2. Coupling it is the recurrence of the similar elements of the text in similar positions which provides a unity of a poetic structure, for example, in verses that is rhyme, rhythm & parallel constructions
3. Breached of predictability or The defeated Expectancy Effect It has a linear character. Each element is predetermined by the preceeding one which in its turn surves to presuppose the next one. the reader can predict the appearance of a new element, this process is done mechanically and without interruption, unless there appears an element of low predictability, the reader stops and tries to perceive this element. the reader's attention is thus arrested and the element becomes prominent & catches the reader's eye. e.g. There were protestants, democrats and prolific.
The Meaning from a Stylistic point of View.
Words of a language possess lexical and grammatical meanings. It is, in brief, the semantic structure of the word. Grammatical meaning is an expression in speech of relations between words based on contrastive features of arrangements in which they occur. /Arnold/ The grammatical meaning can be called the structural meaning, there are no words which are deprived of grammatical meaning.

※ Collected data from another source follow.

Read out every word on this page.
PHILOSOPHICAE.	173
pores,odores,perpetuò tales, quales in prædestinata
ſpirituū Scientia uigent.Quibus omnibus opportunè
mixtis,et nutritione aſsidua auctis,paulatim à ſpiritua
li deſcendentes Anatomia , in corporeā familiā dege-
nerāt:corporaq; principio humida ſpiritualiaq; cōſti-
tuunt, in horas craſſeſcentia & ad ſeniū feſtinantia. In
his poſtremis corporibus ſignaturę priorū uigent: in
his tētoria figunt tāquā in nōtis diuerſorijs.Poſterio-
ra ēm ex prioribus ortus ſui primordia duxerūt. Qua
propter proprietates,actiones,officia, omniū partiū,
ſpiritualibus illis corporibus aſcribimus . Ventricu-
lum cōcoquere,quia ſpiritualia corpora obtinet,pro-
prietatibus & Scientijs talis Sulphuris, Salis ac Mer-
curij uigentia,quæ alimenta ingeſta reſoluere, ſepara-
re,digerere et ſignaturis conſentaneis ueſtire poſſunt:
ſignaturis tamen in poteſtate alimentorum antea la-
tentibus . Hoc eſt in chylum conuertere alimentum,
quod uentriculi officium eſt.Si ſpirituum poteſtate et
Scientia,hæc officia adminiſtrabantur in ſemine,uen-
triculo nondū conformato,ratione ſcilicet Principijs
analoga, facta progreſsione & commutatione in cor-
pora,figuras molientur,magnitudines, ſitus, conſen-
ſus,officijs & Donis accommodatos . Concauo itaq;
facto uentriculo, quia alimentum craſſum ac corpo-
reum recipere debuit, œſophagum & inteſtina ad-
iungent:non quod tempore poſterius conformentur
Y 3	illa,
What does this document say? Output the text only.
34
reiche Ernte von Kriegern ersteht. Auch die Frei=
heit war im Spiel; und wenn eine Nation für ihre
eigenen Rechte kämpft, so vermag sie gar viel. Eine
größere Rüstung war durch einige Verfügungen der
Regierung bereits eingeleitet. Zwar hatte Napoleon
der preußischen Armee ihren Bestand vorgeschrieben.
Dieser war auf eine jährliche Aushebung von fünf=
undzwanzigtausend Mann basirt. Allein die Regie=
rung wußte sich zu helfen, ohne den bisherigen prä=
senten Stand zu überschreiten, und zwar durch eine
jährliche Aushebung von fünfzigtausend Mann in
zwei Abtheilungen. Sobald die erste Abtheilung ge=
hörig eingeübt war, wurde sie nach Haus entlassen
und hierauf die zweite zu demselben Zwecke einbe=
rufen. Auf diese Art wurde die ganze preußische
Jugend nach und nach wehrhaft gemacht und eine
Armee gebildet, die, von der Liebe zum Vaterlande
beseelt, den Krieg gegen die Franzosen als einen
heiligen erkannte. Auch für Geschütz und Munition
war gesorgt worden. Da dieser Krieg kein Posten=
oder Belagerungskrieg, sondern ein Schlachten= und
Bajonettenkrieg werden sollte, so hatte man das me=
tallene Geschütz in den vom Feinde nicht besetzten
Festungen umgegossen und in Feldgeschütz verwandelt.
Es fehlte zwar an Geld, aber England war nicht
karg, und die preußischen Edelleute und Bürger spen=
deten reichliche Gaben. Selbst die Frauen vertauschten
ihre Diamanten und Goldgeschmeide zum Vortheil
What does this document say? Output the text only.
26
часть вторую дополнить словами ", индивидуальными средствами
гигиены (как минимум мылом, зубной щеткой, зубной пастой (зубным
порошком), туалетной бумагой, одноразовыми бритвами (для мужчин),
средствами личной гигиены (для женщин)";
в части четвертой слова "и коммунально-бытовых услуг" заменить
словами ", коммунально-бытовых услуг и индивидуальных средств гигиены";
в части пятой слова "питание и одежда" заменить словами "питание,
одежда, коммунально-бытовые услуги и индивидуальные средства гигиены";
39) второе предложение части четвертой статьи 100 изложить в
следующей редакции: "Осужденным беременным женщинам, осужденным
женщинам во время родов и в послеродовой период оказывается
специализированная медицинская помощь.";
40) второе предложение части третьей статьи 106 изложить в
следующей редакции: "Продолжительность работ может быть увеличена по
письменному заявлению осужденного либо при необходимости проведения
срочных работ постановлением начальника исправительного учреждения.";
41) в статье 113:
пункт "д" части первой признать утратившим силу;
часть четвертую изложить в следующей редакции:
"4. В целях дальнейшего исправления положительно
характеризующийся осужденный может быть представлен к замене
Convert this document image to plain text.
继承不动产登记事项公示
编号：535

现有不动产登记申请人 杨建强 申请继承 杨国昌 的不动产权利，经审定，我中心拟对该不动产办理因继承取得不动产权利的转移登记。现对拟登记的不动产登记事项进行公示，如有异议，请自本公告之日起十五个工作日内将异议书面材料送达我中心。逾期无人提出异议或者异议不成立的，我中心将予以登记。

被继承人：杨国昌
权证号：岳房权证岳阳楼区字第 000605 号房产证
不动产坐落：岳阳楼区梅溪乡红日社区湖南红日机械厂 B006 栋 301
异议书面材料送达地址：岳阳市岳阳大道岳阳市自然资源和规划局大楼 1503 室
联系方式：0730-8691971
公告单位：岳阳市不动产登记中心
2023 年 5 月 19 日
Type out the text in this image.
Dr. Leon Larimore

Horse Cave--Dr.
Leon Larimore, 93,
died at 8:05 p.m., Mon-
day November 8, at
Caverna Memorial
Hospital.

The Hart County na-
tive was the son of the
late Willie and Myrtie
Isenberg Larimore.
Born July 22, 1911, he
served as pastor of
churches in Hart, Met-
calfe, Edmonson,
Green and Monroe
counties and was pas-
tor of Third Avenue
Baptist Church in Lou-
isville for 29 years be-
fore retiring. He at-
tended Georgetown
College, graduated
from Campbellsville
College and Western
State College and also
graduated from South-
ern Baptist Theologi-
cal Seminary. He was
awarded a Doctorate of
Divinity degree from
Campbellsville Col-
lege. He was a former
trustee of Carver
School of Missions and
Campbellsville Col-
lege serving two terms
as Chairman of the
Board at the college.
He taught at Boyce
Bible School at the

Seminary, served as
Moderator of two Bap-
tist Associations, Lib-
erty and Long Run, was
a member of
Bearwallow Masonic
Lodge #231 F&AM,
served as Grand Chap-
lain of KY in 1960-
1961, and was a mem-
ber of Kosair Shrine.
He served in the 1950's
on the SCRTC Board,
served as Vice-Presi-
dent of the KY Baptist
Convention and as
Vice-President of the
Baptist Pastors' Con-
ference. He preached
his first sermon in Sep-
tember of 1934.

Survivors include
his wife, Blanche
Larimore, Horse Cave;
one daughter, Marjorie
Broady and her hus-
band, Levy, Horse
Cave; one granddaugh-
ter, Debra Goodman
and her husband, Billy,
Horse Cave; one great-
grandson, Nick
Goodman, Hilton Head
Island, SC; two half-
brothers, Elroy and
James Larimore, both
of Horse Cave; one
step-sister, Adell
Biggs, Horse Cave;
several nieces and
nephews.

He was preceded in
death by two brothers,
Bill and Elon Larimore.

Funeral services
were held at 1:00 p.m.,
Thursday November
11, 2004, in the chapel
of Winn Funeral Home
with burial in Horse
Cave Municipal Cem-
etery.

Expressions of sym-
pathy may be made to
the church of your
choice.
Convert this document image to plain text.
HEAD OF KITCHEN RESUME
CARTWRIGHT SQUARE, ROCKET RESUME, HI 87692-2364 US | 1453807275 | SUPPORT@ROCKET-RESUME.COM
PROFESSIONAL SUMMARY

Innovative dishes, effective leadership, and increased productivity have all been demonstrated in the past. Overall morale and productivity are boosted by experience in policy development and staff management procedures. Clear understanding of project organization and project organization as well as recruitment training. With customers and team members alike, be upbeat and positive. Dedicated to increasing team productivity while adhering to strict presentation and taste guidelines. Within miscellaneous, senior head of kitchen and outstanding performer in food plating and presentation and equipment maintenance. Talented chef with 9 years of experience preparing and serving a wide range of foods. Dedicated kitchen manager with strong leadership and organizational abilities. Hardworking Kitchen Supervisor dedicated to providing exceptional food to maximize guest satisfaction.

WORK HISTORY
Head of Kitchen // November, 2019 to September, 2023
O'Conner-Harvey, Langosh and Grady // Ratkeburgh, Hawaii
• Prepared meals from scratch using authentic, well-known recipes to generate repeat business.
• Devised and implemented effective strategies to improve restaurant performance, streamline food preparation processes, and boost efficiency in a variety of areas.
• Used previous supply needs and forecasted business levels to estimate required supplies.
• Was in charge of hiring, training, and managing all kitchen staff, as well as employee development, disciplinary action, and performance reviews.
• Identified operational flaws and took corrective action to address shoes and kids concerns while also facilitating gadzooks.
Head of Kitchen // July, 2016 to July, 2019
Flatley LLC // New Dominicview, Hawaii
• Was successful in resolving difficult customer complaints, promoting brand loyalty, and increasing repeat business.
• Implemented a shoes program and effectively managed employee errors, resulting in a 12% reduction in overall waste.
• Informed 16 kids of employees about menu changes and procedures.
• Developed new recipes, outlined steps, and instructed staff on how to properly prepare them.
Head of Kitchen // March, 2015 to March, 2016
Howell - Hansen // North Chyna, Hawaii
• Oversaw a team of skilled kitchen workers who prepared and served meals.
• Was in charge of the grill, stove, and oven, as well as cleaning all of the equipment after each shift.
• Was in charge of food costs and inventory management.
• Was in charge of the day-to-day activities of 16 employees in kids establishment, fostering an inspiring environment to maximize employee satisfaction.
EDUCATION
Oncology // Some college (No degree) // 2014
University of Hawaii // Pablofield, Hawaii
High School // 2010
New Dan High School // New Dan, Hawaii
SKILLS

Lexical meaning is the realization of some concept or emotion by means of a definite language system. /Arnold/ Lexical meanings refer our mind to some concrete concept, phenomenon or thing of objective reality whether real or imaginative. there are words which comprise several lexical meanings of a word fixed by dictionaries make up the semantic structure of a word. However, in speech when used in stylistic context a language units can acquire new meanings, lexical and grammatical. For example in stylistic context the structural meaning may be modified, thus creating a stylistic information. A rhetorical question in its structure is interrogative but actually this structural meaning is modified to such a degree that it comes to mean emphatic affirmation. In a context the semantic structure of a word can be changed acquiring new components, which are regarded as contextual meaning. The grammatical meaning is more abstract & generalized but the lexical meaning of every word depends on the part of speech to which it belongs. It may be used in a limited set of syntactic functions. it has a definite set of grammatical meanings & the deviation from grammatical & lexical form has a stylistic function & provides a strong emphatic effect. e.g. The stupid heart that will not learn the everywhere of grief.